Çocuk psikoloğu ve “it’s a boy. Your son’s development from birth to age 18” kitabının yazarı Dr. Michael Thompson, çocukların silahla oynayıp, oynamamaları konusunda pek çok farklı düşünce olduğunu; ancak savaş oyunlarının gerçek hayat agresyonuna yol açması ile ilgili belirli hiçbir kanıt olmadığını söylüyor. Ayrıca ebeveynlerden gelen aşırı tepkilerin çocukların o konuya karşı ilgilerini daha fazla arttırdığını da biliyoruz. Çocuklar pek çok farklı kimliği denedikleri hayali oyunlar ile kendilerini keşfediyorlar. Bazen bir erkek çocuğun makyaj malzemeleri ile oynaması, bazen elinde bir silahla ateş etmesi, ‘öldüm’ deyip kendini yere atması ebeveynin kontrol etmesi gereken bir durum değildir. Çocuk “masuscuktan oyunun” ne olduğunu bilir. Geçenlerde aile seansına gelen bir baba bana; ‘Eğitim ve kültür seviyemiz arttıkça çocuğumuza daha çok destek olduğumuzu zannederken, oyunlarına ne kadar müdahele ettiğimizi farkettim” diye bir yorumda bulundu.

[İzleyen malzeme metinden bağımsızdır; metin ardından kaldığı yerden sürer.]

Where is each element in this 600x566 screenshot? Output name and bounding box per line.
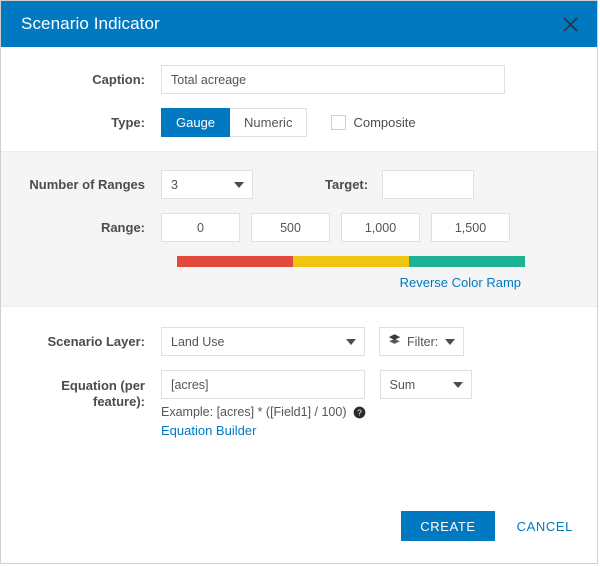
- equation-example: Example: [acres] * ([Field1] / 100) ?: [161, 405, 366, 419]
- aggregation-select[interactable]: Sum: [379, 370, 472, 399]
- caption-row: Caption: Total acreage: [1, 65, 597, 94]
- equation-input[interactable]: [acres]: [161, 370, 365, 399]
- chevron-down-icon: [234, 181, 244, 188]
- type-option-gauge[interactable]: Gauge: [161, 108, 231, 137]
- scenario-layer-row: Scenario Layer: Land Use Filter:: [1, 327, 597, 356]
- filter-label: Filter:: [407, 334, 439, 349]
- range-input-1[interactable]: 500: [251, 213, 330, 242]
- chevron-down-icon: [346, 338, 356, 345]
- equation-builder-row: Equation Builder: [161, 423, 366, 438]
- reverse-color-ramp-row: Reverse Color Ramp: [1, 275, 597, 290]
- equation-label-line1: Equation (per: [61, 378, 145, 393]
- scenario-indicator-dialog: Scenario Indicator Caption: Total acreag…: [0, 0, 598, 564]
- composite-checkbox[interactable]: Composite: [331, 115, 416, 130]
- color-ramp-row: [1, 256, 597, 267]
- type-toggle: Gauge Numeric: [161, 108, 308, 137]
- close-icon[interactable]: [557, 11, 583, 37]
- color-ramp-segment-2: [409, 256, 525, 267]
- ranges-section: Number of Ranges 3 Target: Range: 0 500 …: [1, 151, 597, 307]
- type-option-numeric[interactable]: Numeric: [230, 108, 308, 137]
- range-input-3[interactable]: 1,500: [431, 213, 510, 242]
- chevron-down-icon: [445, 338, 456, 345]
- color-ramp-segment-1: [293, 256, 409, 267]
- svg-text:?: ?: [357, 408, 362, 417]
- color-ramp[interactable]: [177, 256, 525, 267]
- number-of-ranges-label: Number of Ranges: [29, 177, 145, 192]
- dialog-title: Scenario Indicator: [21, 14, 160, 33]
- equation-label: Equation (per feature):: [1, 370, 161, 410]
- cancel-button[interactable]: CANCEL: [517, 519, 573, 534]
- equation-row: Equation (per feature): [acres] Example:…: [1, 370, 597, 438]
- general-section: Caption: Total acreage Type: Gauge Numer…: [1, 47, 597, 151]
- composite-checkbox-box[interactable]: [331, 115, 347, 130]
- data-section: Scenario Layer: Land Use Filter: Equatio…: [1, 307, 597, 452]
- aggregation-value: Sum: [389, 377, 416, 392]
- chevron-down-icon: [452, 381, 463, 388]
- caption-input[interactable]: Total acreage: [161, 65, 505, 94]
- number-of-ranges-row: Number of Ranges 3 Target:: [1, 170, 597, 199]
- equation-label-line2: feature):: [92, 394, 145, 409]
- target-input[interactable]: [382, 170, 475, 199]
- scenario-layer-select[interactable]: Land Use: [161, 327, 365, 356]
- filter-button[interactable]: Filter:: [379, 327, 465, 356]
- number-of-ranges-value: 3: [171, 177, 178, 192]
- layers-icon: [388, 333, 401, 351]
- dialog-titlebar: Scenario Indicator: [1, 1, 597, 47]
- type-label: Type:: [111, 115, 145, 130]
- composite-label: Composite: [353, 115, 416, 130]
- type-row: Type: Gauge Numeric Composite: [1, 108, 597, 137]
- equation-example-text: Example: [acres] * ([Field1] / 100): [161, 405, 347, 419]
- range-label: Range:: [100, 220, 145, 235]
- caption-label: Caption:: [92, 72, 145, 87]
- number-of-ranges-select[interactable]: 3: [161, 170, 253, 199]
- range-inputs: 0 500 1,000 1,500: [161, 213, 510, 242]
- target-label: Target:: [325, 177, 369, 192]
- scenario-layer-label: Scenario Layer:: [47, 334, 145, 349]
- reverse-color-ramp-link[interactable]: Reverse Color Ramp: [400, 275, 521, 290]
- equation-fields: [acres] Example: [acres] * ([Field1] / 1…: [161, 370, 366, 438]
- help-icon[interactable]: ?: [353, 406, 366, 419]
- range-input-2[interactable]: 1,000: [341, 213, 420, 242]
- range-row: Range: 0 500 1,000 1,500: [1, 213, 597, 242]
- dialog-footer: CREATE CANCEL: [1, 511, 597, 563]
- range-input-0[interactable]: 0: [161, 213, 240, 242]
- create-button[interactable]: CREATE: [401, 511, 495, 541]
- color-ramp-segment-0: [177, 256, 293, 267]
- equation-builder-link[interactable]: Equation Builder: [161, 423, 256, 438]
- scenario-layer-value: Land Use: [171, 334, 225, 349]
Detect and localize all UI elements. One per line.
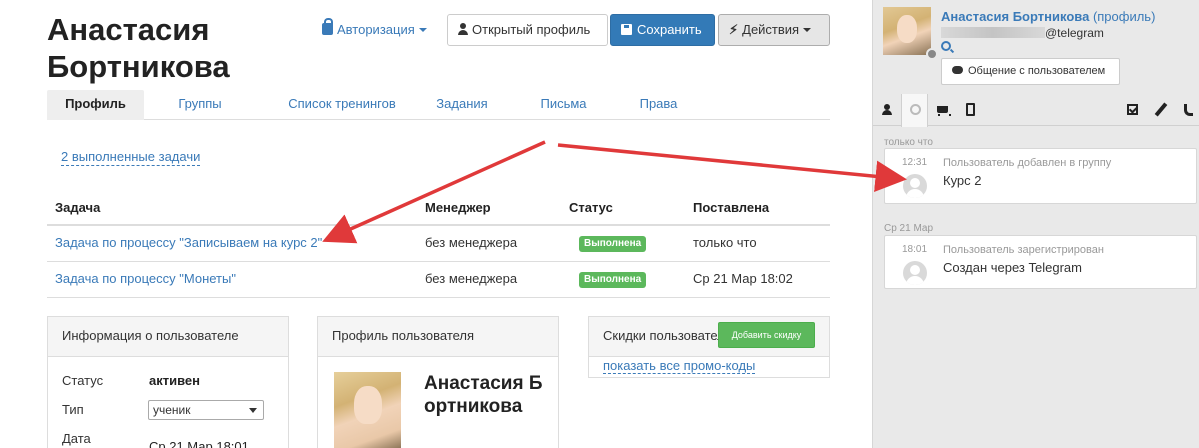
table-header-row: Задача Менеджер Статус Поставлена — [47, 192, 830, 226]
email-suffix: @telegram — [1045, 26, 1104, 40]
task-manager: без менеджера — [425, 235, 518, 250]
user-profile-panel: Профиль пользователя Анастасия Бортников… — [317, 316, 559, 448]
event-time: 12:31 — [902, 157, 928, 168]
user-discounts-panel: Скидки пользователя Добавить скидку пока… — [588, 316, 830, 378]
event-text: Курс 2 — [943, 173, 982, 188]
add-discount-button[interactable]: Добавить скидку — [718, 322, 815, 348]
timeline-event: 18:01 Пользователь зарегистрирован Созда… — [884, 235, 1197, 289]
task-link[interactable]: Задача по процессу "Монеты" — [55, 262, 236, 296]
event-time: 18:01 — [902, 244, 928, 255]
bolt-icon: ⚡︎ — [729, 22, 739, 37]
show-promo-codes-link[interactable]: показать все промо-коды — [603, 358, 756, 374]
cart-icon — [937, 106, 951, 116]
tab-tasks[interactable] — [1119, 94, 1146, 126]
user-avatar-icon — [903, 261, 927, 285]
avatar[interactable] — [883, 7, 931, 55]
task-manager: без менеджера — [425, 271, 518, 286]
comments-icon — [952, 66, 963, 74]
tab-tasks[interactable]: Задания — [427, 90, 497, 120]
user-type-value: ученик — [153, 403, 191, 417]
tablet-icon — [966, 103, 975, 116]
done-tasks-link[interactable]: 2 выполненные задачи — [61, 149, 201, 166]
profile-tabs: Профиль Группы Список тренингов Задания … — [47, 90, 830, 120]
tab-rights[interactable]: Права — [631, 90, 686, 120]
user-avatar-icon — [903, 174, 927, 198]
chat-with-user-button[interactable]: Общение с пользователем — [941, 58, 1120, 85]
tab-orders[interactable] — [929, 94, 956, 126]
timeline-event: 12:31 Пользователь добавлен в группу Кур… — [884, 148, 1197, 204]
type-label: Тип — [62, 402, 84, 417]
search-icon[interactable] — [941, 41, 951, 51]
tab-calls[interactable] — [1175, 94, 1199, 126]
tasks-table: Задача Менеджер Статус Поставлена Задача… — [47, 192, 830, 298]
user-type-select[interactable]: ученик — [148, 400, 264, 420]
tab-groups[interactable]: Группы — [165, 90, 235, 120]
column-header-manager: Менеджер — [425, 200, 491, 215]
column-header-status: Статус — [569, 200, 613, 215]
open-profile-label: Открытый профиль — [472, 22, 591, 37]
status-label: Статус — [62, 373, 104, 388]
person-icon — [882, 104, 892, 115]
pencil-icon — [1154, 102, 1168, 117]
sidebar-user-email: @telegram — [941, 26, 1104, 40]
sidebar-tabs — [873, 94, 1199, 127]
tab-user-info[interactable] — [873, 94, 900, 126]
date-value: Ср 21 Мар 18:01 — [149, 439, 249, 448]
floppy-icon — [621, 24, 632, 35]
task-link[interactable]: Задача по процессу "Записываем на курс 2… — [55, 226, 322, 260]
sidebar-user-name[interactable]: Анастасия Бортникова (профиль) — [941, 9, 1155, 24]
column-header-created: Поставлена — [693, 200, 770, 215]
event-title: Пользователь зарегистрирован — [943, 244, 1104, 256]
main-content: Анастасия Бортникова Авторизация Открыты… — [0, 0, 872, 448]
online-status-dot — [926, 48, 938, 60]
task-status: Выполнена — [579, 226, 647, 260]
timeline-date-label: только что — [884, 137, 933, 148]
caret-down-icon — [803, 28, 812, 32]
user-icon — [458, 23, 468, 35]
tab-history[interactable] — [901, 94, 928, 127]
task-created: только что — [693, 235, 757, 250]
chat-button-label: Общение с пользователем — [968, 65, 1106, 77]
tab-edit[interactable] — [1147, 94, 1174, 126]
date-label: Дата — [62, 431, 91, 446]
event-title: Пользователь добавлен в группу — [943, 157, 1112, 169]
avatar — [334, 372, 401, 448]
status-badge: Выполнена — [579, 236, 647, 252]
profile-link[interactable]: (профиль) — [1093, 9, 1155, 24]
tab-trainings[interactable]: Список тренингов — [267, 90, 417, 120]
checkbox-icon — [1127, 104, 1138, 115]
timeline-date-label: Ср 21 Мар — [884, 223, 934, 234]
save-button[interactable]: Сохранить — [610, 14, 715, 46]
actions-label: Действия — [742, 22, 800, 37]
select-arrow-icon — [249, 408, 257, 413]
redacted-email — [941, 27, 1045, 38]
phone-icon — [1184, 104, 1193, 116]
user-sidebar: Анастасия Бортникова (профиль) @telegram… — [872, 0, 1199, 448]
actions-dropdown-button[interactable]: ⚡︎ Действия — [718, 14, 830, 46]
status-value: активен — [149, 373, 200, 388]
auth-dropdown[interactable]: Авторизация — [322, 18, 427, 37]
tab-profile[interactable]: Профиль — [47, 90, 144, 120]
event-text: Создан через Telegram — [943, 260, 1082, 275]
user-info-panel: Информация о пользователе Статус активен… — [47, 316, 289, 448]
table-row: Задача по процессу "Монеты" без менеджер… — [47, 262, 830, 298]
table-row: Задача по процессу "Записываем на курс 2… — [47, 226, 830, 262]
page-title: Анастасия Бортникова — [47, 12, 230, 84]
task-created: Ср 21 Мар 18:02 — [693, 271, 793, 286]
profile-name: Анастасия Бортникова — [424, 373, 543, 417]
caret-down-icon — [418, 28, 427, 32]
user-info-panel-title: Информация о пользователе — [48, 317, 288, 357]
column-header-task: Задача — [55, 200, 101, 215]
tab-letters[interactable]: Письма — [531, 90, 596, 120]
sidebar-user-name-text: Анастасия Бортникова — [941, 9, 1090, 24]
save-label: Сохранить — [637, 22, 702, 37]
status-badge: Выполнена — [579, 272, 647, 288]
history-icon — [910, 104, 921, 115]
open-profile-button[interactable]: Открытый профиль — [447, 14, 608, 46]
tab-devices[interactable] — [957, 94, 984, 126]
auth-label: Авторизация — [337, 22, 415, 37]
task-status: Выполнена — [579, 262, 647, 296]
user-profile-panel-title: Профиль пользователя — [318, 317, 558, 357]
lock-icon — [322, 18, 333, 35]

Aile oyun seanslarında şahit olduğum ebeveyn çocuk oyun sohbetlerinden bazılarını şöyle sıralayabilirim: Çocuk legoları kendi istediği gibi düzenlerken, ‘hayır, öyle değil, böyle koyuyoruz’; çocuk parmağını silah gibi kullanıp ‘dannn’ derken ‘biz silahla oynamıyoruz’; çocuk örümcek oyuncağı annenin omzuna atınca oyundaki korkmuş rolünü oynamak yerine ‘aaa, ne tatlı bir örümcek bu’… İster ebeveyn ile, ister kendi başına, isterse başka çocuklarla oynasın, oyunun yönetmeni çocuğun kendisidir. Bazen düşünüyorum; ‘çocukların oyununa bu derece müdahele etmemizle, çocukların oyun kuramamaları ya da oyundan sıkılmaları arasında bir ilişki var mı’ diye.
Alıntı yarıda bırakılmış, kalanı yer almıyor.